A conformance test in kubernetes is not allowed to make assumptions about the topology of a cluster. So any test that assumes masters are on the cluster could be invalid. I actually think as we have applied the definition of conformance, having a scheduler test that assumes it can schedule on all nodes is invalid. But I'd rather just get the test working. The e2e tests for scheduling should be using the empty node selector on their namespaces - are you not seeing this?
My understanding is that a work around was merged into Origin to get this working.

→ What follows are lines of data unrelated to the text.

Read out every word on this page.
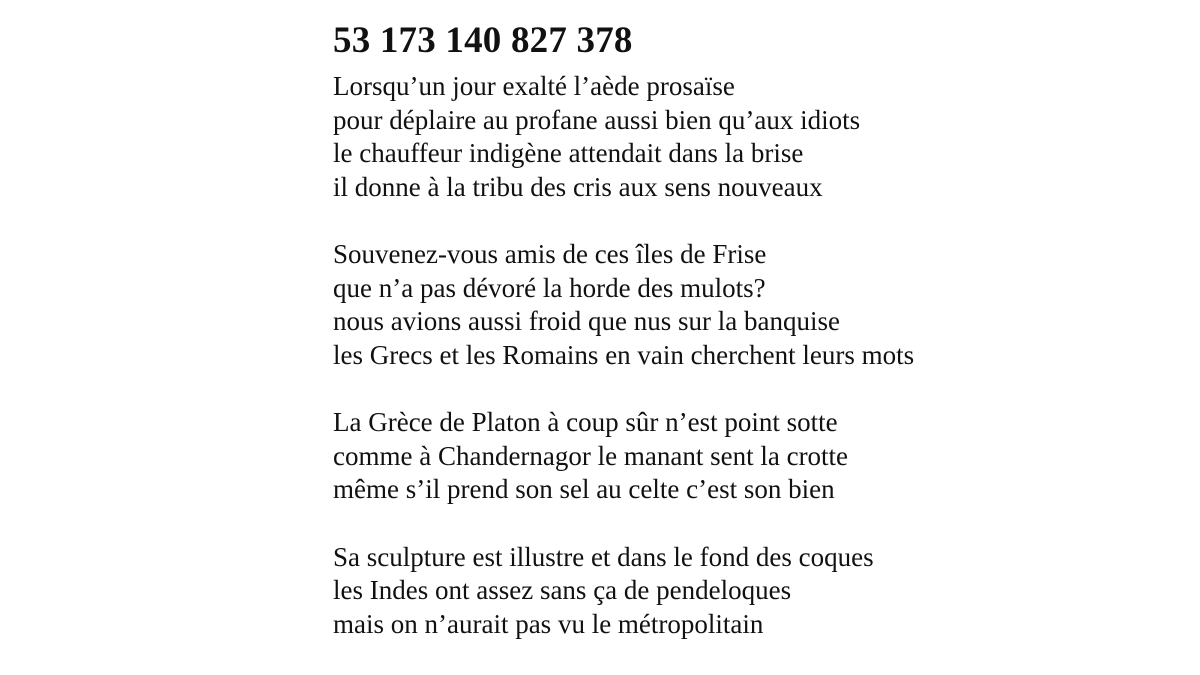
53 173 140 827 378
Lorsqu’un jour exalté l’aède prosaïse
pour déplaire au profane aussi bien qu’aux idiots
le chauffeur indigène attendait dans la brise
il donne à la tribu des cris aux sens nouveaux
Souvenez-vous amis de ces îles de Frise
que n’a pas dévoré la horde des mulots?
nous avions aussi froid que nus sur la banquise
les Grecs et les Romains en vain cherchent leurs mots
La Grèce de Platon à coup sûr n’est point sotte
comme à Chandernagor le manant sent la crotte
même s’il prend son sel au celte c’est son bien
Sa sculpture est illustre et dans le fond des coques
les Indes ont assez sans ça de pendeloques
mais on n’aurait pas vu le métropolitain
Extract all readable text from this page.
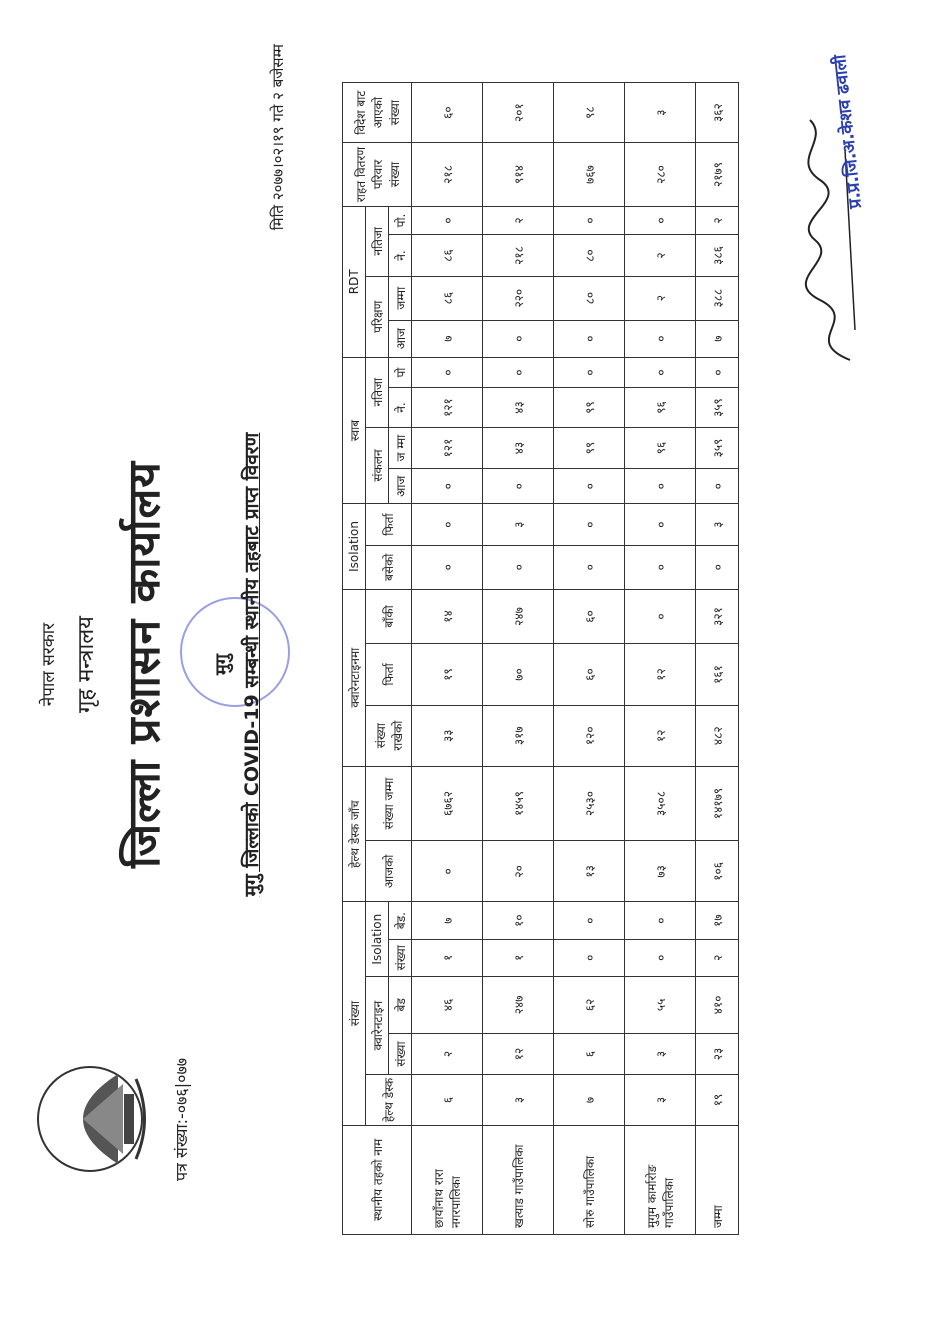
नेपाल सरकार गृह मन्त्रालय जिल्ला प्रशासन कार्यालय
पत्र संख्या:-०७६|०७७
मुगु मुगु जिल्लाको COVID-19 सम्बन्धी स्थानीय तहबाट प्राप्त विवरण
मिति २०७७।०२।१९ गते २ बजेसम्म
स्थानीय तहको नाम	संख्या					हेल्थ डेस्क जाँच		क्वारेनटाइनमा			Isolation		स्वाब				RDT				राहत वितरण परिवार संख्या	विदेश बाट आएको संख्या
	हेल्थ डेस्क	क्वारेनटाइन		Isolation		आजको	संख्या जम्मा	संख्या राखेको	फिर्ता	बाँकी	बसेको	फिर्ता	संकलन		नतिजा		परिक्षण		नतिजा			
		संख्या	बेड	संख्या	बेड.								आज	ज म्मा	ने.	पो	आज	जम्मा	ने.	पो.		

छायाँनाथ रारा नगरपालिका	६	२	४६	१	७	०	६७६२	३३	१९	१४	०	०	०	१२१	१२१	०	७	८६	८६	०	२१८	६०
खत्याड गाउँपालिका	३	१२	२४७	१	१०	२०	१४५९	३१७	७०	२४७	०	३	०	४३	४३	०	०	२२०	२१८	२	९१४	२०१
सोरु गाउँपालिका	७	६	६२	०	०	१३	२५३०	१२०	६०	६०	०	०	०	९९	९९	०	०	८०	८०	०	७६७	९८
मुगुम कार्मारोङ गाउँपालिका	३	३	५५	०	०	७३	३५०८	१२	१२	०	०	०	०	९६	९६	०	०	२	२	०	२८०	३
जम्मा	१९	२३	४१०	२	१७	१०६	१४१७९	४८२	१६१	३२१	०	३	०	३५९	३५९	०	७	३८८	३८६	२	२१७९	३६२	प्र.प्र.जि.अ.केशव ढवाली
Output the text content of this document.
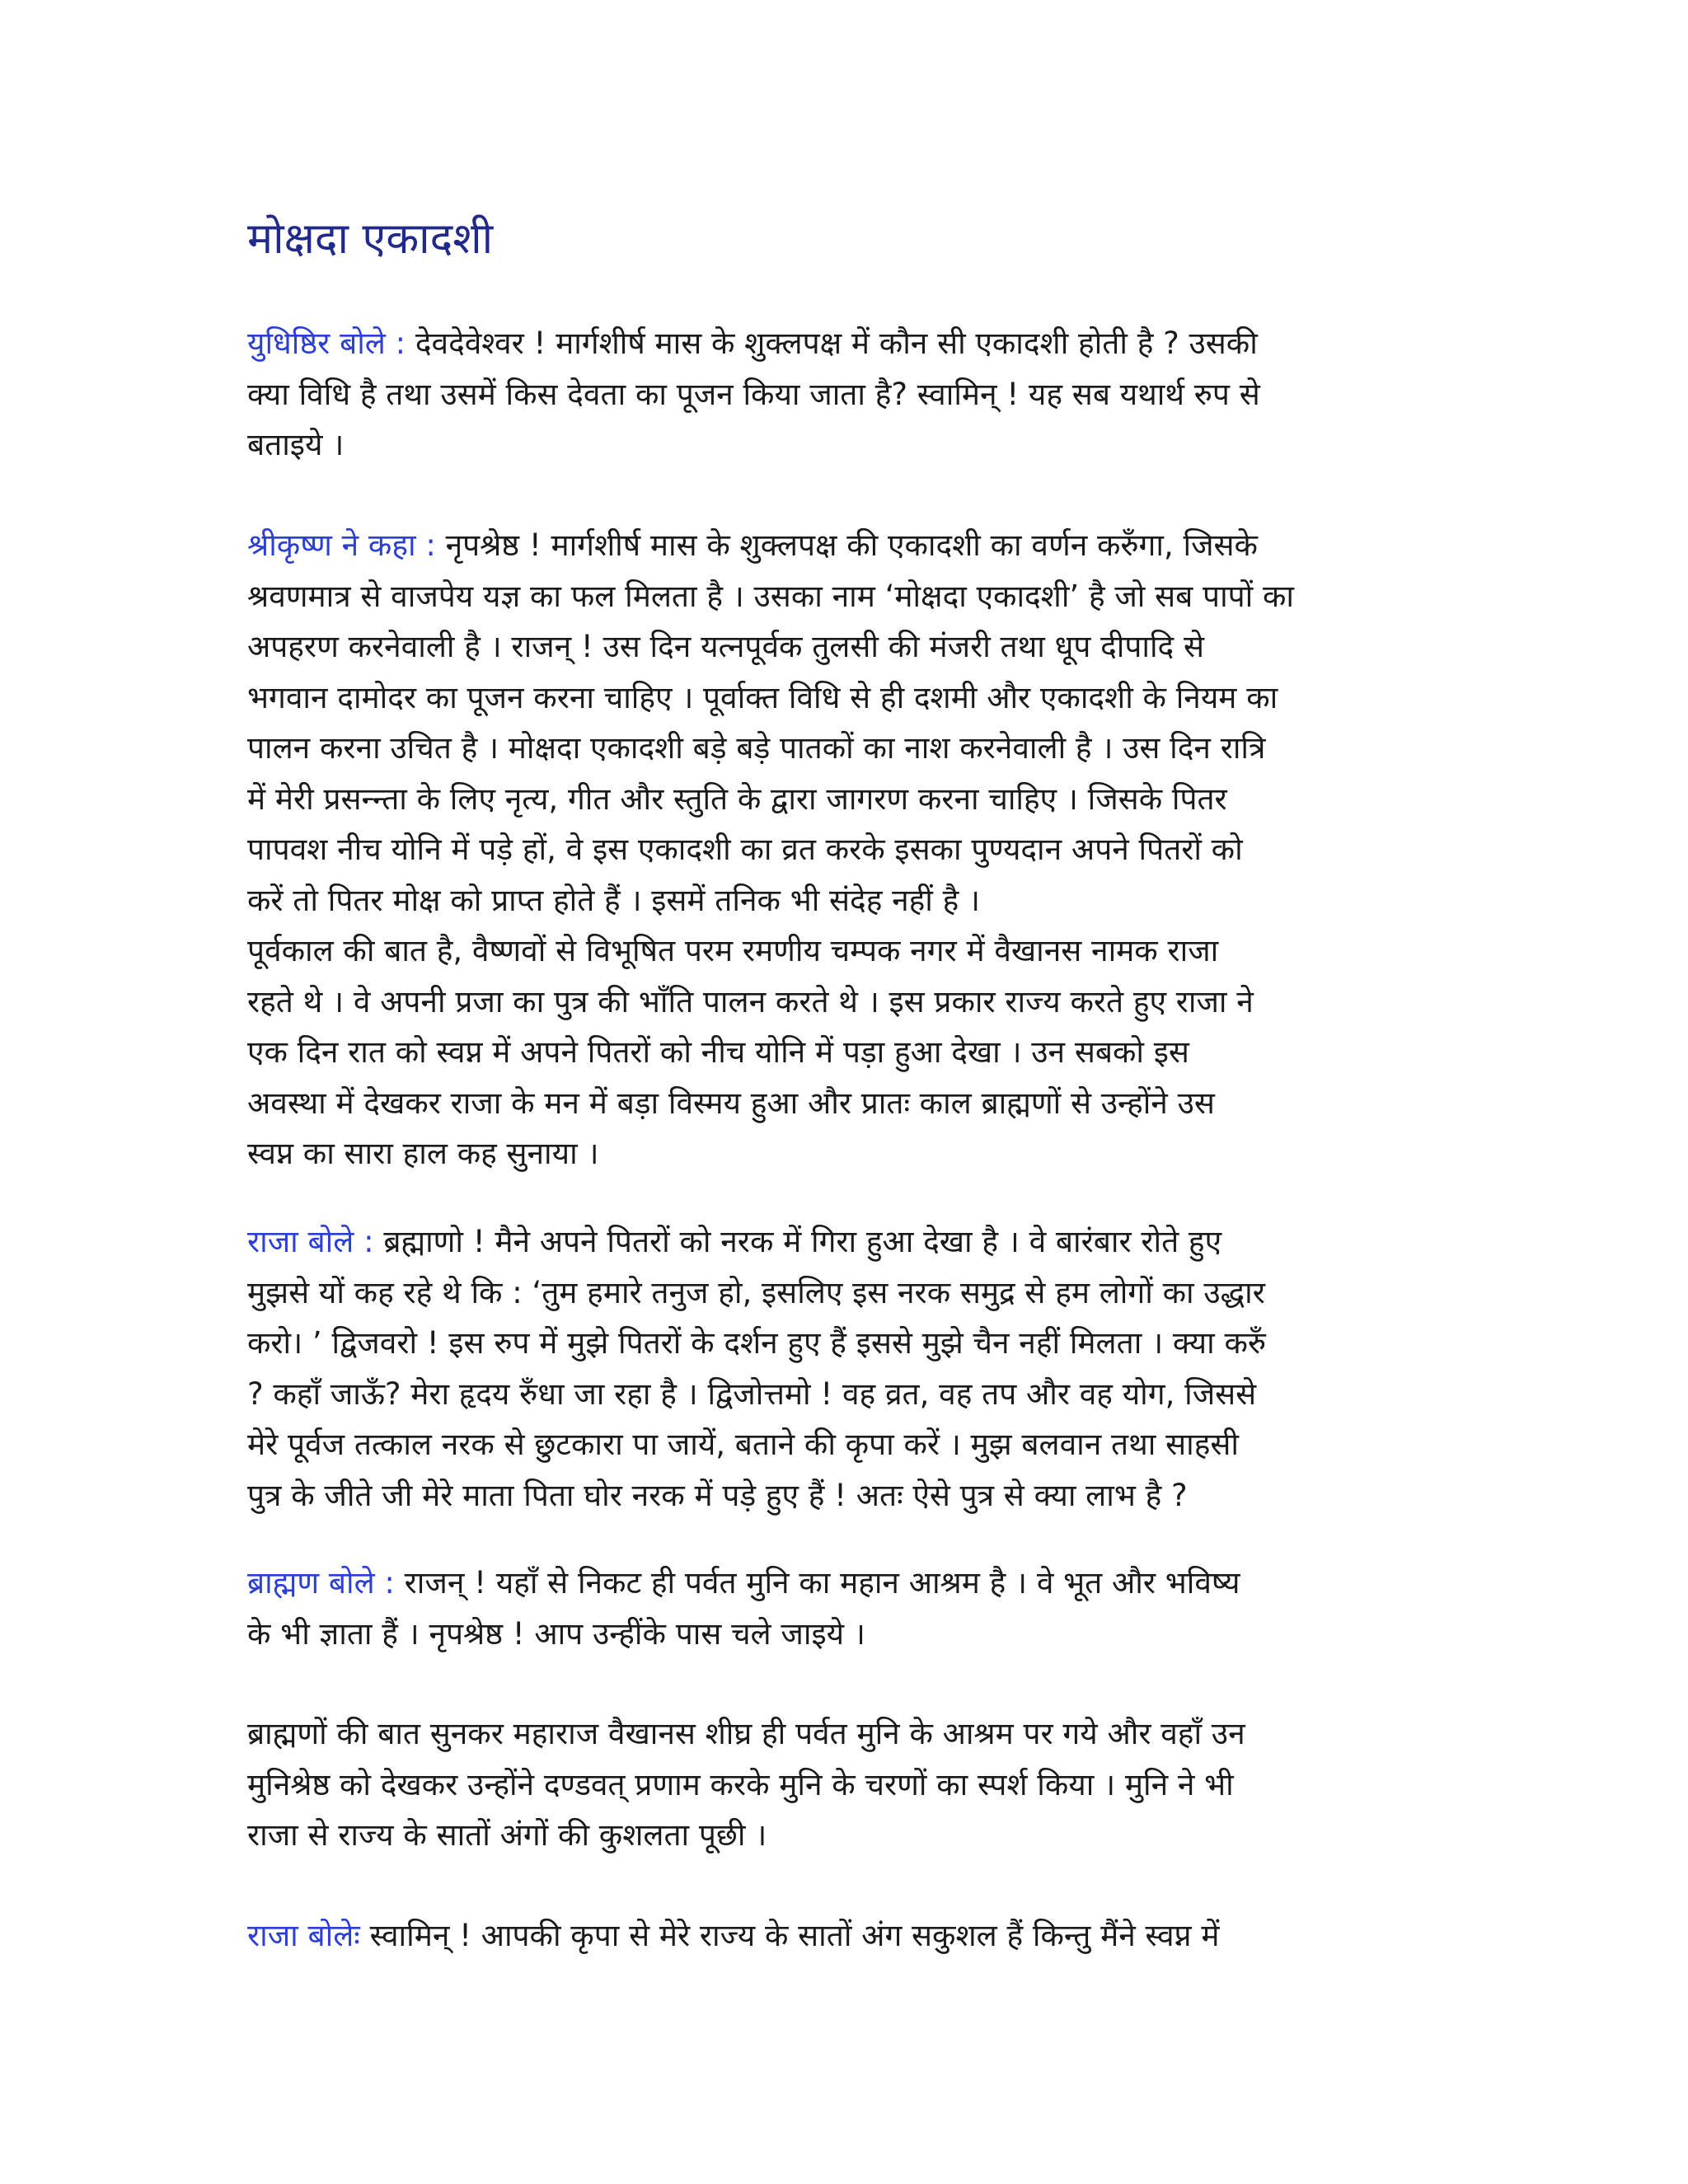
मोक्षदा एकादशी
युधिष्ठिर बोले : देवदेवेश्वर ! मार्गशीर्ष मास के शुक्लपक्ष में कौन सी एकादशी होती है ? उसकी
क्या विधि है तथा उसमें किस देवता का पूजन किया जाता है? स्वामिन् ! यह सब यथार्थ रुप से
बताइये ।
श्रीकृष्ण ने कहा : नृपश्रेष्ठ ! मार्गशीर्ष मास के शुक्लपक्ष की एकादशी का वर्णन करुँगा, जिसके
श्रवणमात्र से वाजपेय यज्ञ का फल मिलता है । उसका नाम ‘मोक्षदा एकादशी’ है जो सब पापों का
अपहरण करनेवाली है । राजन् ! उस दिन यत्नपूर्वक तुलसी की मंजरी तथा धूप दीपादि से
भगवान दामोदर का पूजन करना चाहिए । पूर्वाक्त विधि से ही दशमी और एकादशी के नियम का
पालन करना उचित है । मोक्षदा एकादशी बड़े बड़े पातकों का नाश करनेवाली है । उस दिन रात्रि
में मेरी प्रसन्न्ता के लिए नृत्य, गीत और स्तुति के द्वारा जागरण करना चाहिए । जिसके पितर
पापवश नीच योनि में पड़े हों, वे इस एकादशी का व्रत करके इसका पुण्यदान अपने पितरों को
करें तो पितर मोक्ष को प्राप्त होते हैं । इसमें तनिक भी संदेह नहीं है ।
पूर्वकाल की बात है, वैष्णवों से विभूषित परम रमणीय चम्पक नगर में वैखानस नामक राजा
रहते थे । वे अपनी प्रजा का पुत्र की भाँति पालन करते थे । इस प्रकार राज्य करते हुए राजा ने
एक दिन रात को स्वप्न में अपने पितरों को नीच योनि में पड़ा हुआ देखा । उन सबको इस
अवस्था में देखकर राजा के मन में बड़ा विस्मय हुआ और प्रातः काल ब्राह्मणों से उन्होंने उस
स्वप्न का सारा हाल कह सुनाया ।
राजा बोले : ब्रह्माणो ! मैने अपने पितरों को नरक में गिरा हुआ देखा है । वे बारंबार रोते हुए
मुझसे यों कह रहे थे कि : ‘तुम हमारे तनुज हो, इसलिए इस नरक समुद्र से हम लोगों का उद्धार
करो। ’ द्विजवरो ! इस रुप में मुझे पितरों के दर्शन हुए हैं इससे मुझे चैन नहीं मिलता । क्या करुँ
? कहाँ जाऊँ? मेरा हृदय रुँधा जा रहा है । द्विजोत्तमो ! वह व्रत, वह तप और वह योग, जिससे
मेरे पूर्वज तत्काल नरक से छुटकारा पा जायें, बताने की कृपा करें । मुझ बलवान तथा साहसी
पुत्र के जीते जी मेरे माता पिता घोर नरक में पड़े हुए हैं ! अतः ऐसे पुत्र से क्या लाभ है ?
ब्राह्मण बोले : राजन् ! यहाँ से निकट ही पर्वत मुनि का महान आश्रम है । वे भूत और भविष्य
के भी ज्ञाता हैं । नृपश्रेष्ठ ! आप उन्हींके पास चले जाइये ।
ब्राह्मणों की बात सुनकर महाराज वैखानस शीघ्र ही पर्वत मुनि के आश्रम पर गये और वहाँ उन
मुनिश्रेष्ठ को देखकर उन्होंने दण्डवत् प्रणाम करके मुनि के चरणों का स्पर्श किया । मुनि ने भी
राजा से राज्य के सातों अंगों की कुशलता पूछी ।
राजा बोलेः स्वामिन् ! आपकी कृपा से मेरे राज्य के सातों अंग सकुशल हैं किन्तु मैंने स्वप्न में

https://github.com/openshift/origin/pull/21020
https://github.com/openshift/origin/pull/21033
Sorry, automatic pick to 3.11 didn't happen. https://github.com/openshift/origin/pull/21058
https://github.com/openshift/origin/pull/21058 is merged, so moving it to modified.
Move to verified. In new conformance test, the Daemon set is passed. //https://openshift-gce-devel.appspot.com/build/origin-ci-test/pr-logs/pull/21040/test_pull_request_origin_extended_conformance_install/15723/?log#log [sig-apps] Daemon set [Serial] should retry creating failed daemon pods [Conformance] [Suite:openshift/conformance/serial/minimal] [Suite:k8s] [sig-apps] Daemon set [Serial] should run and stop complex daemon [Conformance] [Suite:openshift/conformance/serial/minimal] [Suite:k8s] [sig-apps] Daemon set [Serial] should run and stop simple daemon [Conformance] [Suite:openshift/conformance/serial/minimal] [Suite:k8s] [sig-apps] Daemon set [Serial] should update pod when spec was updated and update strategy is RollingUpdate [Conformance] [Suite:openshift/conformance/serial/minimal] [Suite:k8s]
Closing bugs that were verified and targeted for GA but for some reason were not picked up by errata. This bug fix should be present in current 3.11 release content.